Das Leben auf der Straße Krise trifft die Obdachlosen in Frankreich besonders hart

Paris · Die Corona-Krise trifft vor allem die Menschen ohne festen Wohnsitz hart. Ein Bericht über die aktuelle Situation der Obdachlosen in Frankreich.

 Gerade die Wohnsitzlosen trifft es in der Corona-Krise hart.

Gerade die Wohnsitzlosen trifft es in der Corona-Krise hart.

Foto: dpa/Francois Mori

Das Leben sieht für diese Menschen keinen weiteren sozialen Abstieg mehr vor. Sie sind ganz unten angekommen. SDF heißt die Endstation – die französische Abkürzung für Sans Domicile Fix, ohne festen Wohnsitz. Fast 4000 von ihnen leben allein in Paris, sie schlafen im Sommer unter Brücken und im Winter in den Métro-Stationen. Sie haben sich meist irgendwie arrangiert mit ihrem Schicksal, doch das Leben hat nun noch eine böse Überraschung parat. Die Corona-Krise trifft die Wohnsitzlosen mit voller Wucht. Denn das Wenige, was sie zum Leben brauchen, wird ihnen nun auch noch genommen.

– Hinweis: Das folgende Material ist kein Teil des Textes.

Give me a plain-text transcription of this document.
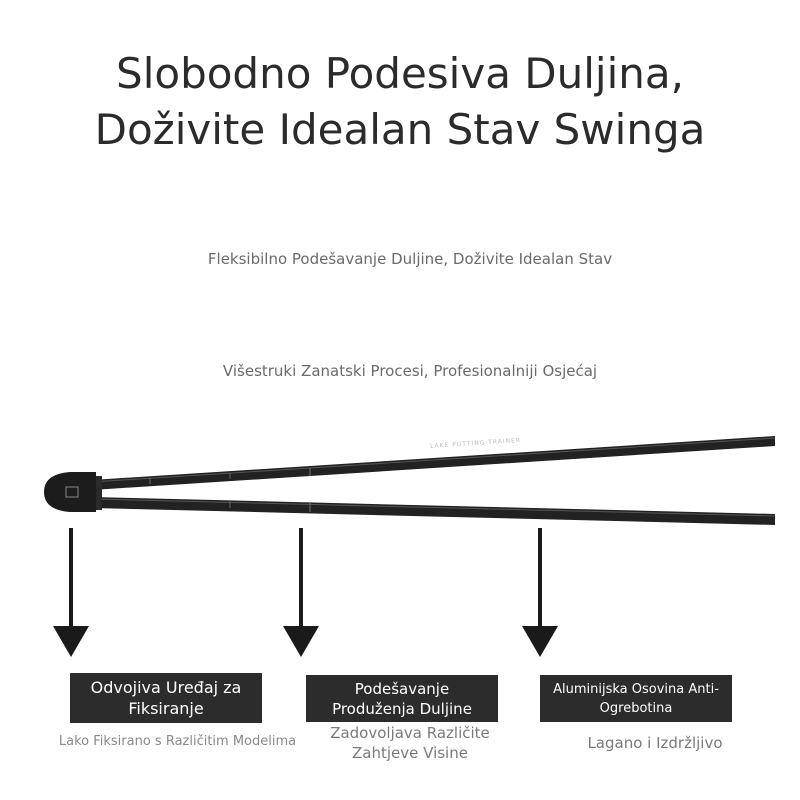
Slobodno Podesiva Duljina,
Doživite Idealan Stav Swinga
Fleksibilno Podešavanje Duljine, Doživite Idealan Stav
Višestruki Zanatski Procesi, Profesionalniji Osjećaj
Odvojiva Uređaj za Fiksiranje
Podešavanje Produženja Duljine
Aluminijska Osovina Anti-Ogrebotina
Lako Fiksirano s Različitim Modelima	Zadovoljava Različite Zahtjeve Visine
Lagano i Izdržljivo
LAKE PUTTING TRAINER
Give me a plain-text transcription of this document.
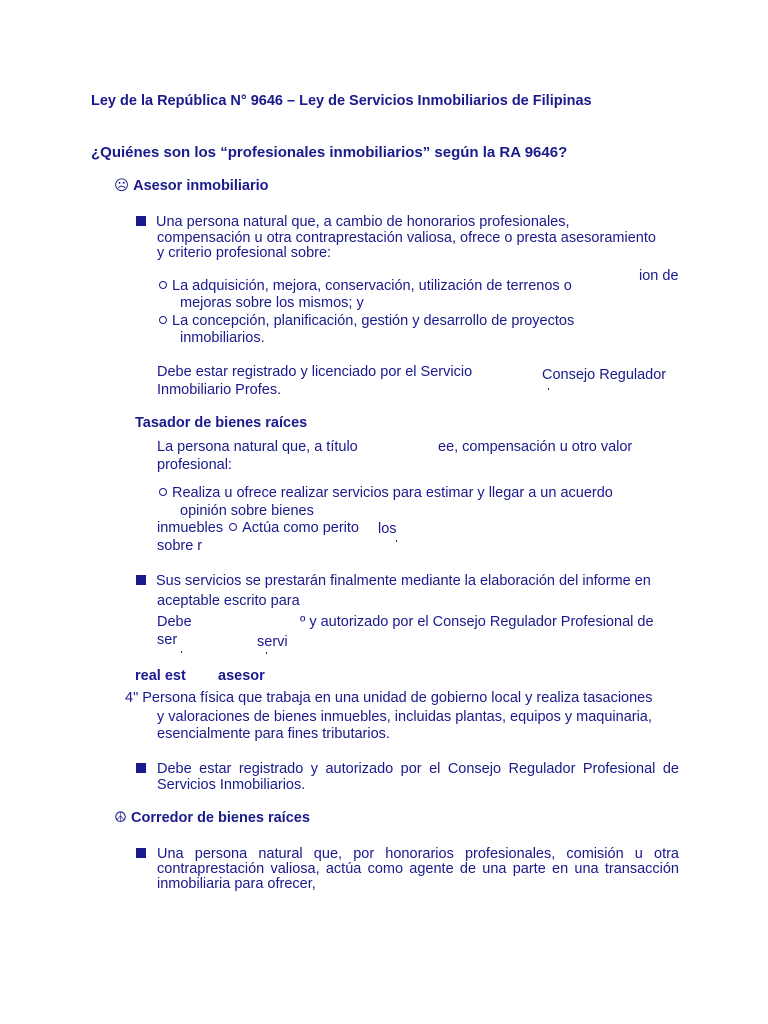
Ley de la República N° 9646 – Ley de Servicios Inmobiliarios de Filipinas
¿Quiénes son los “profesionales inmobiliarios” según la RA 9646?
☹ Asesor inmobiliario
Una persona natural que, a cambio de honorarios profesionales,
compensación u otra contraprestación valiosa, ofrece o presta asesoramiento
y criterio profesional sobre:
ion de
La adquisición, mejora, conservación, utilización de terrenos o
mejoras sobre los mismos; y
La concepción, planificación, gestión y desarrollo de proyectos
inmobiliarios.
Debe estar registrado y licenciado por el Servicio
Inmobiliario Profes.
Consejo Regulador
Tasador de bienes raíces
La persona natural que, a título	ee, compensación u otro valor
profesional:
Realiza u ofrece realizar servicios para estimar y llegar a un acuerdo
opinión sobre bienes
inmuebles Actúa como perito los
sobre r
Sus servicios se prestarán finalmente mediante la elaboración del informe en
aceptable escrito para
Debe	º y autorizado por el Consejo Regulador Profesional de
ser	servi
real est asesor
4" Persona física que trabaja en una unidad de gobierno local y realiza tasaciones
y valoraciones de bienes inmuebles, incluidas plantas, equipos y maquinaria,
esencialmente para fines tributarios.
Debe estar registrado y autorizado por el Consejo Regulador Profesional de
Servicios Inmobiliarios.
☮ Corredor de bienes raíces
Una persona natural que, por honorarios profesionales, comisión u otra
contraprestación valiosa, actúa como agente de una parte en una transacción
inmobiliaria para ofrecer,
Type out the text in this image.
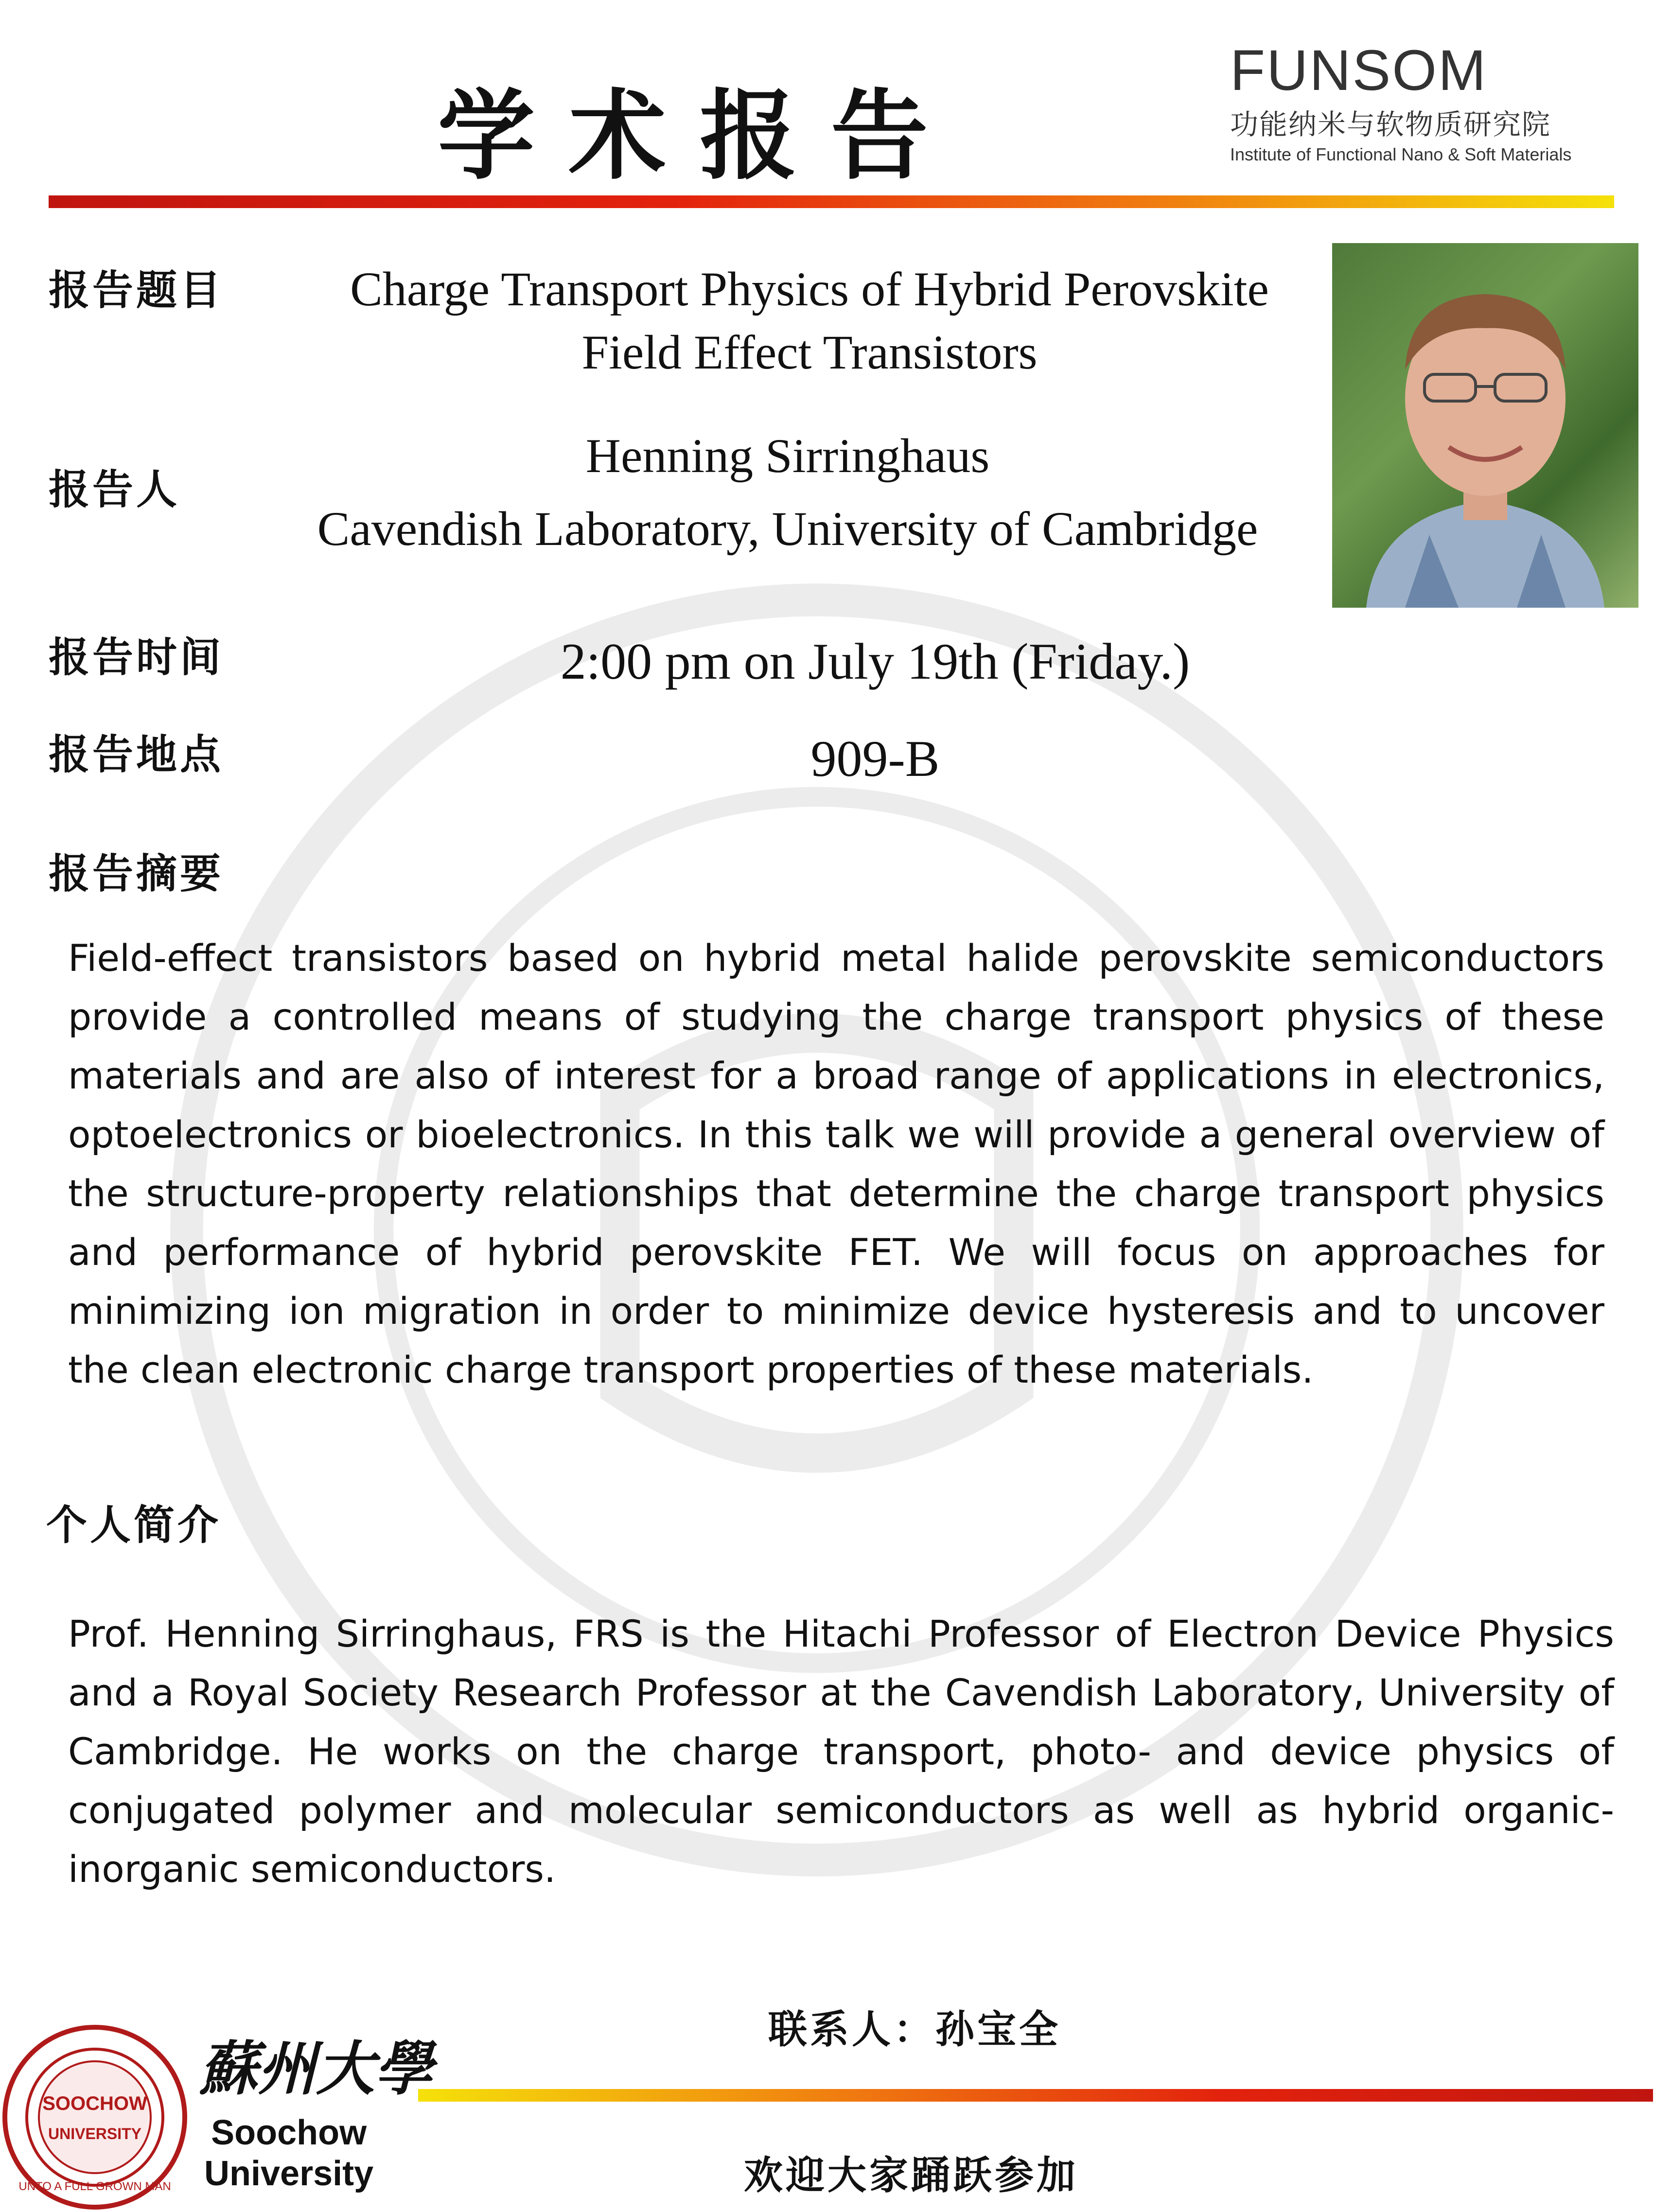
学 术 报 告
FUNSOM
功能纳米与软物质研究院
Institute of Functional Nano & Soft Materials
报告题目	Charge Transport Physics of Hybrid Perovskite
Field Effect Transistors
报告人
Henning Sirringhaus
Cavendish Laboratory, University of Cambridge
报告时间	2:00 pm on July 19th (Friday.)
报告地点	909-B
报告摘要
Field-effect transistors based on hybrid metal halide perovskite semiconductors provide a controlled means of studying the charge transport physics of these materials and are also of interest for a broad range of applications in electronics, optoelectronics or bioelectronics. In this talk we will provide a general overview of the structure-property relationships that determine the charge transport physics and performance of hybrid perovskite FET. We will focus on approaches for minimizing ion migration in order to minimize device hysteresis and to uncover the clean electronic charge transport properties of these materials.
个人简介
Prof. Henning Sirringhaus, FRS is the Hitachi Professor of Electron Device Physics and a Royal Society Research Professor at the Cavendish Laboratory, University of Cambridge. He works on the charge transport, photo- and device physics of conjugated polymer and molecular semiconductors as well as hybrid organic-inorganic semiconductors.
联系人：孙宝全
欢迎大家踊跃参加
SOOCHOW
UNIVERSITY
UNTO A FULL GROWN MAN
蘇州大學
Soochow
University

Wegen der rigiden Ausganssperren in Frankreichs Städten, schlendern keine Passanten mehr durch die Straßen, die den Bettlern immer wieder eine Münze zustecken oder ihnen etwas zu essen kaufen. Die Armenküchen, die häufig von Spenden der Restaurants leben, bekommen keine Lebensmittel mehr, weil die Gastronomen geschlossen haben. Und viele der freiwilligen Helfer können in der Zeit der Krise nicht mehr mit anpacken, weil sie sich zuhause um ihre eigenen Kinder kümmern müssen, da in den Schulen der Unterricht ausfällt.

„Auch das soziale Leben der Wohnsitzlosen ist schwierig geworden“, sagt Thierry des Lauriers, Chef der Hilfsorganisation Aux Captifs La Libération. Beliebte Plätze, wo sich die Gruppen getroffen haben, sind geschlossen. Und wenn sich einige Männer und Frauen zusammen etwa vor der Pariser Oper auf die Treppen setzen, werden sie wegen des Versammlungsverbotes von der Polizei verjagt. Thierry des Lauriers: „Sie sagen uns immer wieder, dass sie die Vergessenen dieser Geschichte sind.“ Manche würden sich schlicht auch alleine fühlen, weil sie keine Menschen mehr auf den Straßen sehen. Auch sei es für die Wohnsitzlosen schwierig geworden, sich in der Stadt zu bewegen. Konnten sie zuvor in der Masse der Passanten untertauchen, werden sie nun in den menschenleeren Straßen häufiger von der Polizei aufgegriffen.

Eine besorgniserregende Beobachtung für die Helfer ist, dass viele von Drogen abhängige Wohnsitzlose auf schwerem Entzug sind. Sie könnten sich ihre tägliche Dosis an Alkohol oder Rauschgift nicht mehr besorgen, erklärt Thierry des Lauriers, manche würden deshalb zitternd und kurz vor dem Delirium auf der Straße zusammenbrechen. Die Hilfsorganisation versucht wegen der Auswirkungen der Corona-Krise in diesen Wochen die Kontrollen in den Straßen zu verstärken. „Wir sehen nach, ob sie genügend zu essen haben und untersuchen sie kurz, vor allem wenn sie Anzeichen einer Infektion durch den Coronavirus zeigen“, beschreibt Thierry des Lauriers die Arbeit der Helfer.

Es gibt allerdings auch Wohnsitzlose, die versuchen, die Situation auf kriminelle Weise auszunutzen. In der Zeitung „Figaro“ beschreibt ein junger Mann, dass mitten in Paris im Viertel Pigalle ein Bettler versucht habe, ihm die Geldbörse zu entreißen. Anders als zu normalen Zeiten sei keine Menschenseele unterwegs gewesen und auch keine Polizei in der Nähe. Er habe allerdings weniger Angst um sein Geld gehabt, gesteht der junge Mann, sondern eher, sich im Gerangel mit dem Angreifer mit dem Coronavirus anzustecken.